The default staleness threshold is 300 seconds (5 minutes). You can adjust it in Settings > DVRs > Advanced for each DVR individually.

Set it higher if your Channels DVR server has long idle periods with no activity (e.g. overnight when no one is watching). Set it lower if you want faster detection of a stalled connection.

When the watchdog detects a stale DVR, a red banner appears at the top of the ChannelWatch web UI:

DVR ‘Living Room’ has not received events for 312 seconds. Monitoring may be degraded.

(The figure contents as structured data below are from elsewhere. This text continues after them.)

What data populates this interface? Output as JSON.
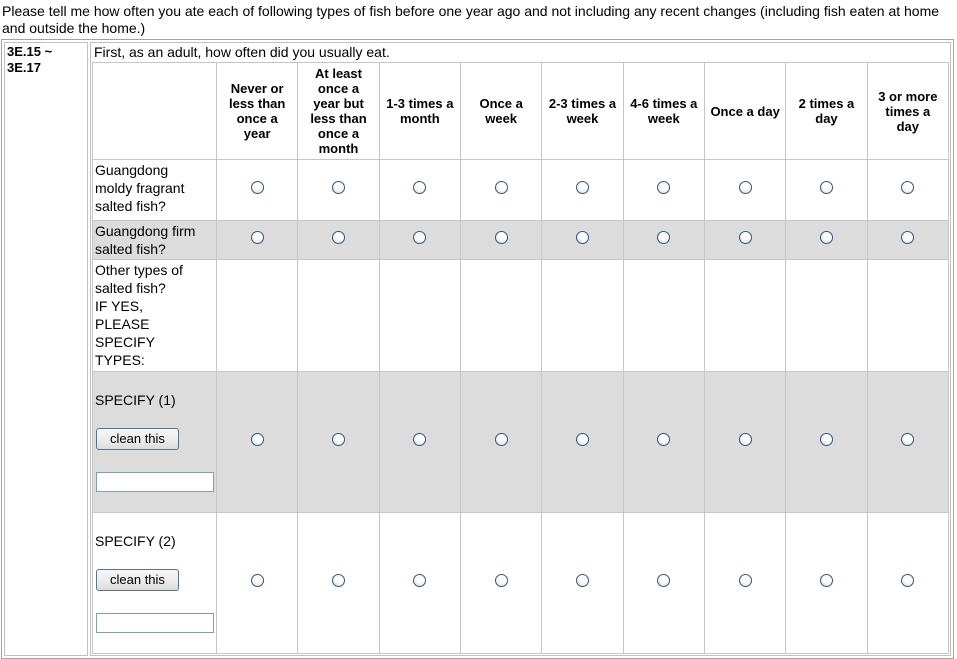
{
  "intro": "Please tell me how often you ate each of following types of fish before one year ago and not including any recent changes (including fish eaten at home and outside the home.)",
  "question_range": "3E.15 ~\n3E.17",
  "main": {
    "question": "First, as an adult, how often did you usually eat.",
    "columns": [
      "Never or\nless than\nonce a\nyear",
      "At least\nonce a\nyear but\nless than\nonce a\nmonth",
      "1-3 times a\nmonth",
      "Once a\nweek",
      "2-3 times a\nweek",
      "4-6 times a\nweek",
      "Once a day",
      "2 times a\nday",
      "3 or more\ntimes a\nday"
    ],
    "rows": [
      {
        "label": "Guangdong\nmoldy fragrant\nsalted fish?",
        "type": "radio-row",
        "shaded": false,
        "selected": null
      },
      {
        "label": "Guangdong firm\nsalted fish?",
        "type": "radio-row",
        "shaded": true,
        "selected": null
      },
      {
        "label": "Other types of\nsalted fish?\nIF YES,\nPLEASE\nSPECIFY\nTYPES:",
        "type": "label-only",
        "shaded": false
      },
      {
        "label": "SPECIFY (1)",
        "type": "specify-row",
        "shaded": true,
        "selected": null,
        "button_label": "clean this",
        "input_value": ""
      },
      {
        "label": "SPECIFY (2)",
        "type": "specify-row",
        "shaded": false,
        "selected": null,
        "button_label": "clean this",
        "input_value": ""
      }
    ]
  },
  "colors": {
    "shaded_row": "#dcdcdc",
    "grid_border": "#c6c6c6",
    "outer_border": "#a3a3a3",
    "radio_ring": "#2d567f",
    "input_border": "#7f9db9"
  }
}
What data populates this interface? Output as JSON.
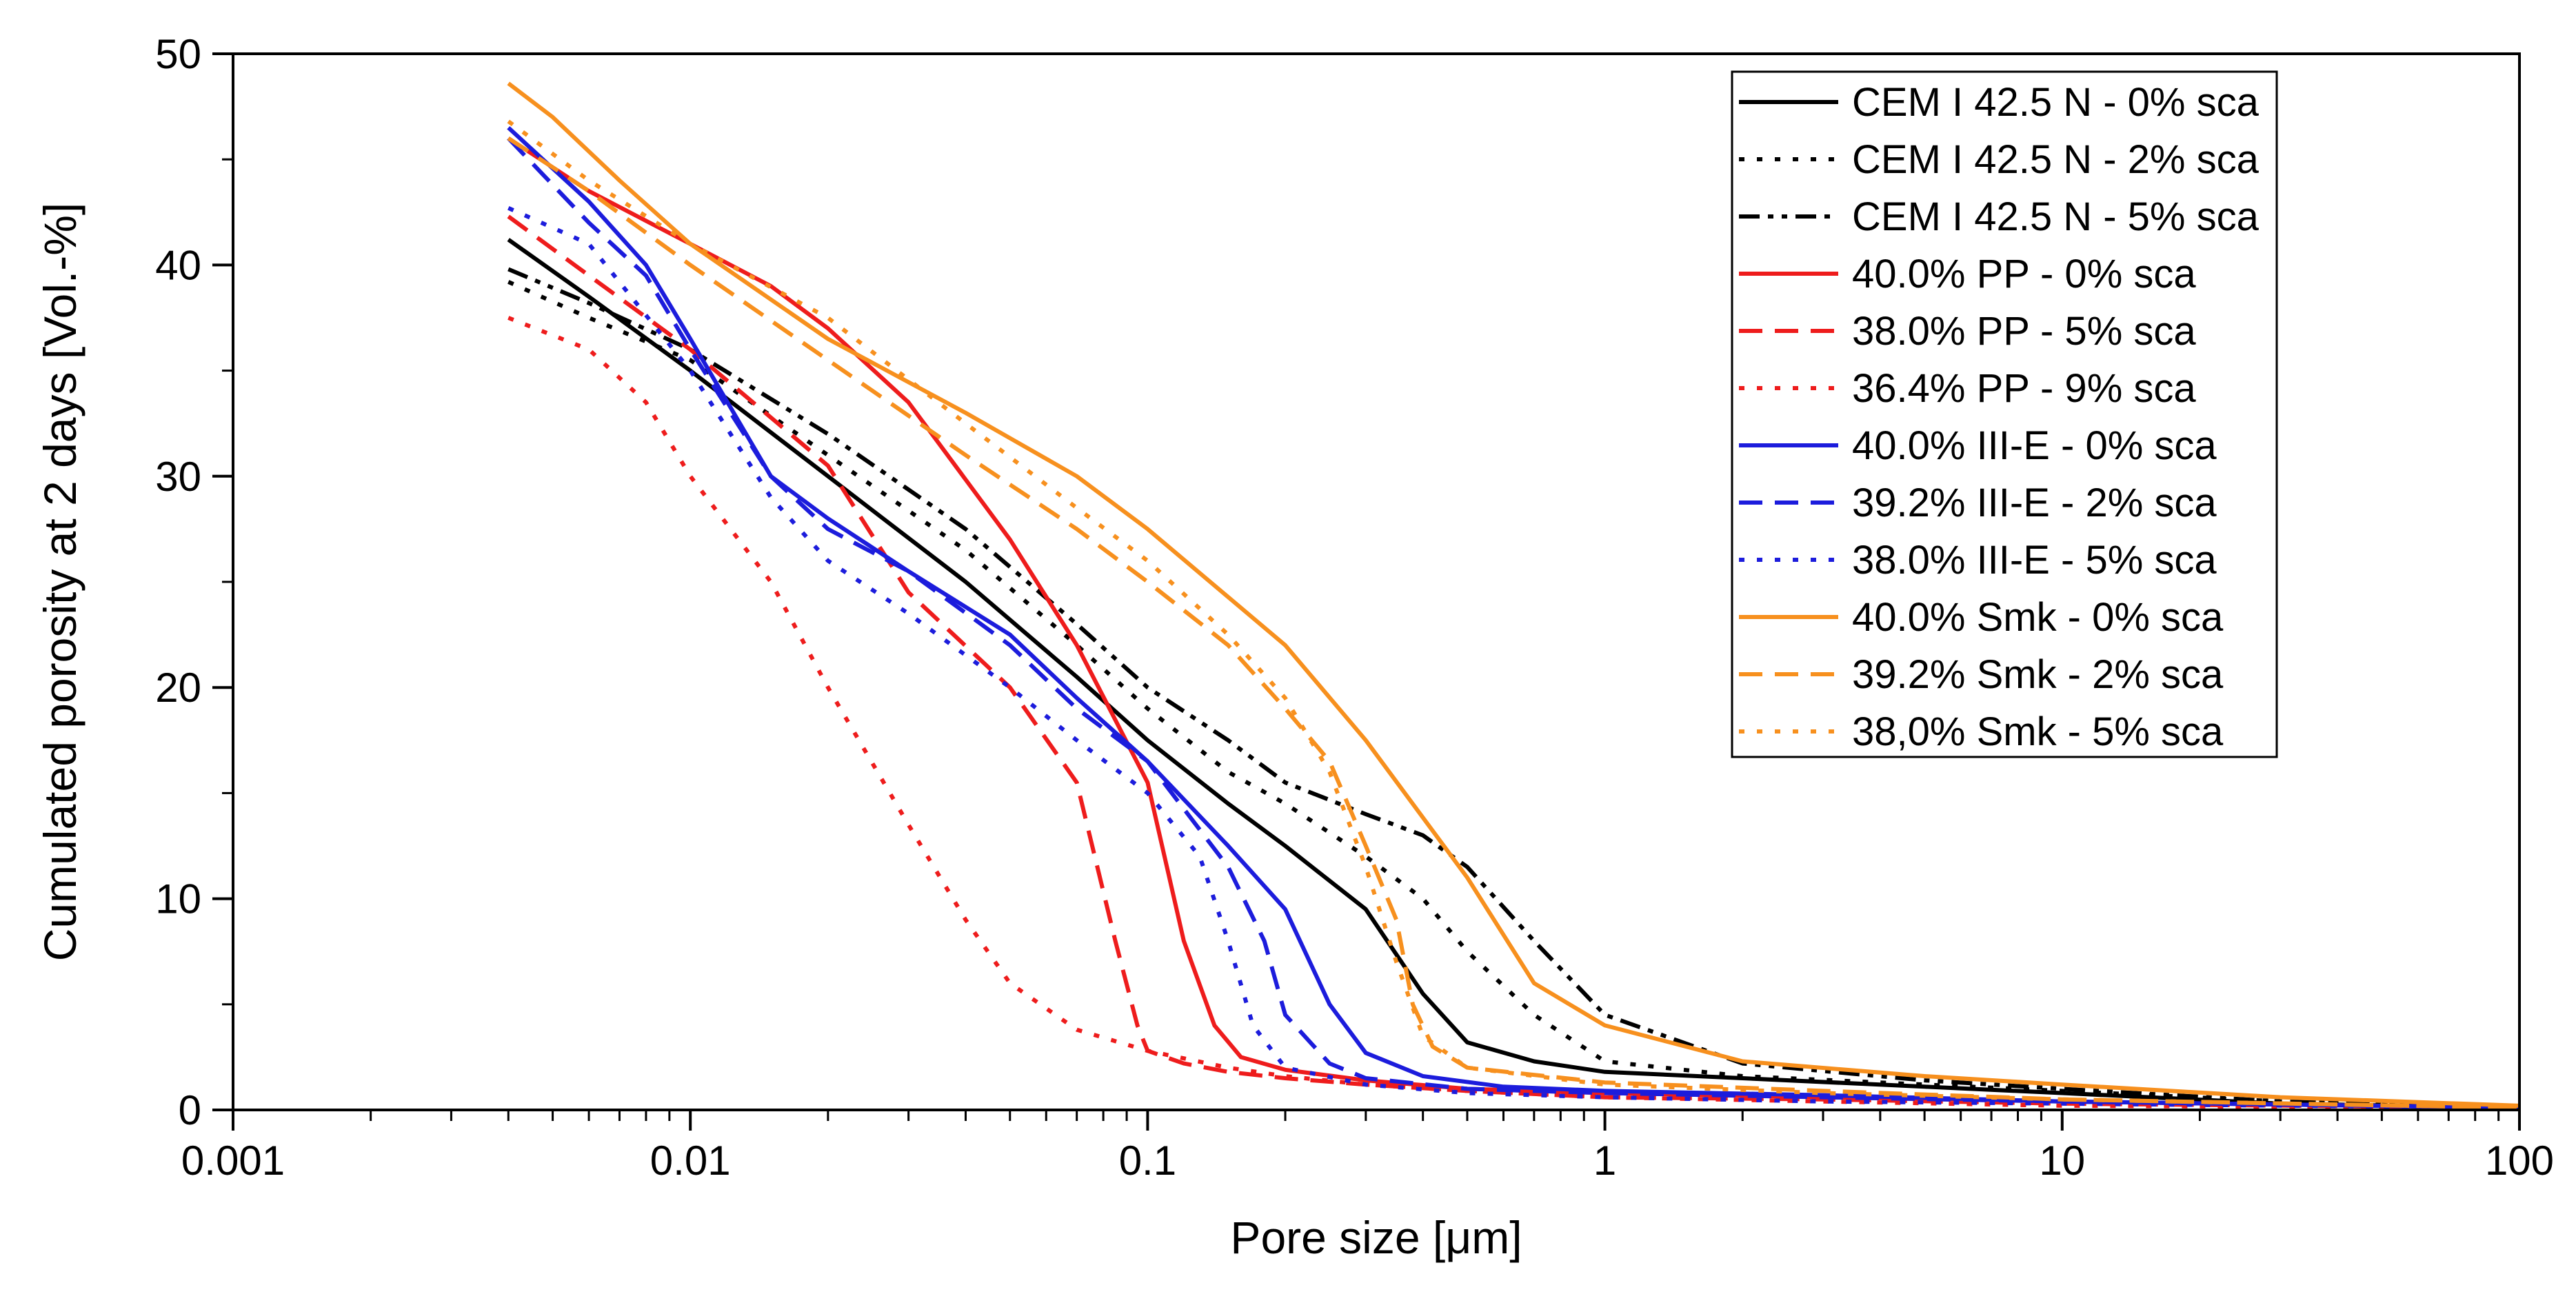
{
  "chart_data": {
    "type": "line",
    "title": "",
    "xlabel": "Pore size [μm]",
    "ylabel": "Cumulated porosity at 2 days [Vol.-%]",
    "xscale": "log",
    "xlim": [
      0.001,
      100
    ],
    "ylim": [
      0,
      50
    ],
    "xticks": [
      {
        "value": 0.001,
        "label": "0.001"
      },
      {
        "value": 0.01,
        "label": "0.01"
      },
      {
        "value": 0.1,
        "label": "0.1"
      },
      {
        "value": 1,
        "label": "1"
      },
      {
        "value": 10,
        "label": "10"
      },
      {
        "value": 100,
        "label": "100"
      }
    ],
    "yticks": [
      {
        "value": 0,
        "label": "0"
      },
      {
        "value": 10,
        "label": "10"
      },
      {
        "value": 20,
        "label": "20"
      },
      {
        "value": 30,
        "label": "30"
      },
      {
        "value": 40,
        "label": "40"
      },
      {
        "value": 50,
        "label": "50"
      }
    ],
    "grid": false,
    "legend_position": "top-right",
    "series": [
      {
        "name": "CEM I 42.5 N - 0% sca",
        "color": "#000000",
        "dash": "solid",
        "x": [
          0.004,
          0.006,
          0.01,
          0.02,
          0.04,
          0.07,
          0.1,
          0.15,
          0.2,
          0.3,
          0.4,
          0.5,
          0.7,
          1,
          2,
          5,
          10,
          30,
          100
        ],
        "y": [
          41.2,
          38.5,
          35,
          30,
          25,
          20.5,
          17.5,
          14.5,
          12.5,
          9.5,
          5.5,
          3.2,
          2.3,
          1.8,
          1.5,
          1.1,
          0.8,
          0.3,
          0.1
        ]
      },
      {
        "name": "CEM I 42.5 N - 2% sca",
        "color": "#000000",
        "dash": "dot",
        "x": [
          0.004,
          0.006,
          0.01,
          0.02,
          0.04,
          0.07,
          0.1,
          0.15,
          0.2,
          0.3,
          0.4,
          0.5,
          0.7,
          1,
          2,
          5,
          10,
          30,
          100
        ],
        "y": [
          39.2,
          37.5,
          35.5,
          31,
          26.5,
          22,
          19,
          16,
          14.5,
          12,
          10,
          7.5,
          4.5,
          2.3,
          1.6,
          1.2,
          0.9,
          0.4,
          0.1
        ]
      },
      {
        "name": "CEM I 42.5 N - 5% sca",
        "color": "#000000",
        "dash": "dashdotdot",
        "x": [
          0.004,
          0.006,
          0.01,
          0.02,
          0.04,
          0.07,
          0.1,
          0.15,
          0.2,
          0.3,
          0.4,
          0.5,
          0.7,
          1,
          2,
          5,
          10,
          30,
          100
        ],
        "y": [
          39.8,
          38.2,
          36,
          32,
          27.5,
          23,
          20,
          17.5,
          15.5,
          14,
          13,
          11.5,
          8,
          4.5,
          2.2,
          1.4,
          1,
          0.4,
          0.1
        ]
      },
      {
        "name": "40.0% PP - 0% sca",
        "color": "#ee1c1c",
        "dash": "solid",
        "x": [
          0.004,
          0.006,
          0.01,
          0.015,
          0.02,
          0.03,
          0.05,
          0.07,
          0.1,
          0.12,
          0.14,
          0.16,
          0.2,
          0.3,
          0.5,
          1,
          3,
          10,
          100
        ],
        "y": [
          46,
          43.5,
          41,
          39,
          37,
          33.5,
          27,
          22,
          15.5,
          8,
          4,
          2.5,
          1.9,
          1.4,
          1,
          0.8,
          0.6,
          0.4,
          0.1
        ]
      },
      {
        "name": "38.0% PP - 5% sca",
        "color": "#ee1c1c",
        "dash": "dash",
        "x": [
          0.004,
          0.006,
          0.01,
          0.02,
          0.03,
          0.05,
          0.07,
          0.085,
          0.095,
          0.1,
          0.12,
          0.15,
          0.2,
          0.3,
          0.5,
          1,
          3,
          10,
          100
        ],
        "y": [
          42.3,
          39.5,
          36,
          30.5,
          24.5,
          20,
          15.5,
          8,
          4,
          2.8,
          2.2,
          1.8,
          1.5,
          1.2,
          0.9,
          0.6,
          0.5,
          0.3,
          0.1
        ]
      },
      {
        "name": "36.4% PP - 9% sca",
        "color": "#ee1c1c",
        "dash": "dot",
        "x": [
          0.004,
          0.006,
          0.008,
          0.01,
          0.015,
          0.02,
          0.03,
          0.04,
          0.05,
          0.07,
          0.1,
          0.15,
          0.2,
          0.3,
          0.5,
          1,
          3,
          10,
          100
        ],
        "y": [
          37.5,
          36,
          33.5,
          30,
          25,
          20,
          13.5,
          9,
          6,
          3.8,
          2.8,
          2,
          1.6,
          1.2,
          0.9,
          0.6,
          0.4,
          0.2,
          0.1
        ]
      },
      {
        "name": "40.0% III-E - 0% sca",
        "color": "#1c1cdc",
        "dash": "solid",
        "x": [
          0.004,
          0.006,
          0.008,
          0.01,
          0.015,
          0.02,
          0.03,
          0.05,
          0.07,
          0.1,
          0.15,
          0.2,
          0.25,
          0.3,
          0.4,
          0.6,
          1,
          3,
          10,
          100
        ],
        "y": [
          46.5,
          43,
          40,
          36.5,
          30,
          28,
          25.5,
          22.5,
          19.5,
          16.5,
          12.5,
          9.5,
          5,
          2.7,
          1.6,
          1.1,
          0.9,
          0.7,
          0.4,
          0.1
        ]
      },
      {
        "name": "39.2% III-E - 2% sca",
        "color": "#1c1cdc",
        "dash": "dash",
        "x": [
          0.004,
          0.006,
          0.008,
          0.01,
          0.015,
          0.02,
          0.03,
          0.05,
          0.07,
          0.1,
          0.15,
          0.18,
          0.2,
          0.25,
          0.3,
          0.5,
          1,
          3,
          10,
          100
        ],
        "y": [
          46,
          42,
          39.5,
          36,
          30,
          27.5,
          25.5,
          22,
          19,
          16.5,
          11.5,
          8,
          4.5,
          2.2,
          1.5,
          1,
          0.8,
          0.6,
          0.4,
          0.1
        ]
      },
      {
        "name": "38.0% III-E - 5% sca",
        "color": "#1c1cdc",
        "dash": "dot",
        "x": [
          0.004,
          0.006,
          0.01,
          0.015,
          0.02,
          0.03,
          0.05,
          0.07,
          0.1,
          0.13,
          0.15,
          0.17,
          0.2,
          0.3,
          0.5,
          1,
          3,
          10,
          100
        ],
        "y": [
          42.7,
          41,
          35,
          29,
          26,
          23.5,
          20,
          17.5,
          15,
          12,
          8,
          4,
          2,
          1.2,
          0.8,
          0.6,
          0.4,
          0.3,
          0.1
        ]
      },
      {
        "name": "40.0% Smk - 0% sca",
        "color": "#f7901e",
        "dash": "solid",
        "x": [
          0.004,
          0.005,
          0.007,
          0.01,
          0.02,
          0.04,
          0.07,
          0.1,
          0.2,
          0.3,
          0.5,
          0.7,
          1,
          2,
          5,
          10,
          30,
          100
        ],
        "y": [
          48.6,
          47,
          44,
          41,
          36.5,
          33,
          30,
          27.5,
          22,
          17.5,
          11,
          6,
          4,
          2.3,
          1.6,
          1.2,
          0.6,
          0.2
        ]
      },
      {
        "name": "39.2% Smk - 2% sca",
        "color": "#f7901e",
        "dash": "dash",
        "x": [
          0.004,
          0.006,
          0.01,
          0.02,
          0.04,
          0.07,
          0.1,
          0.15,
          0.2,
          0.25,
          0.3,
          0.35,
          0.38,
          0.42,
          0.5,
          1,
          3,
          10,
          100
        ],
        "y": [
          46,
          43.5,
          40,
          35.5,
          31,
          27.5,
          25,
          22,
          19,
          16.5,
          12.5,
          9,
          5,
          3,
          2,
          1.3,
          0.9,
          0.5,
          0.1
        ]
      },
      {
        "name": "38,0% Smk - 5% sca",
        "color": "#f7901e",
        "dash": "dot",
        "x": [
          0.004,
          0.006,
          0.01,
          0.02,
          0.04,
          0.07,
          0.1,
          0.15,
          0.2,
          0.25,
          0.3,
          0.35,
          0.4,
          0.5,
          1,
          3,
          10,
          100
        ],
        "y": [
          46.8,
          44,
          41,
          37.5,
          32.5,
          28.5,
          26,
          22.5,
          19.5,
          16,
          11.5,
          7,
          3.5,
          2,
          1.2,
          0.8,
          0.5,
          0.1
        ]
      }
    ]
  }
}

The banner includes a Diagnose button that runs channelwatch doctor diagnose and displays the output inline. This gives you a quick path from “something looks wrong” to actionable diagnostic information without leaving the browser.

The banner clears automatically once the DVR resumes sending events and the watchdog confirms it is within the staleness threshold.

To check all DVRs at once, use the DVR list endpoint and inspect the health field:

GET /api/v1/dvrs

Each DVR object in the response includes a health summary. For the full detail on a specific DVR, follow up with the per-DVR health endpoint.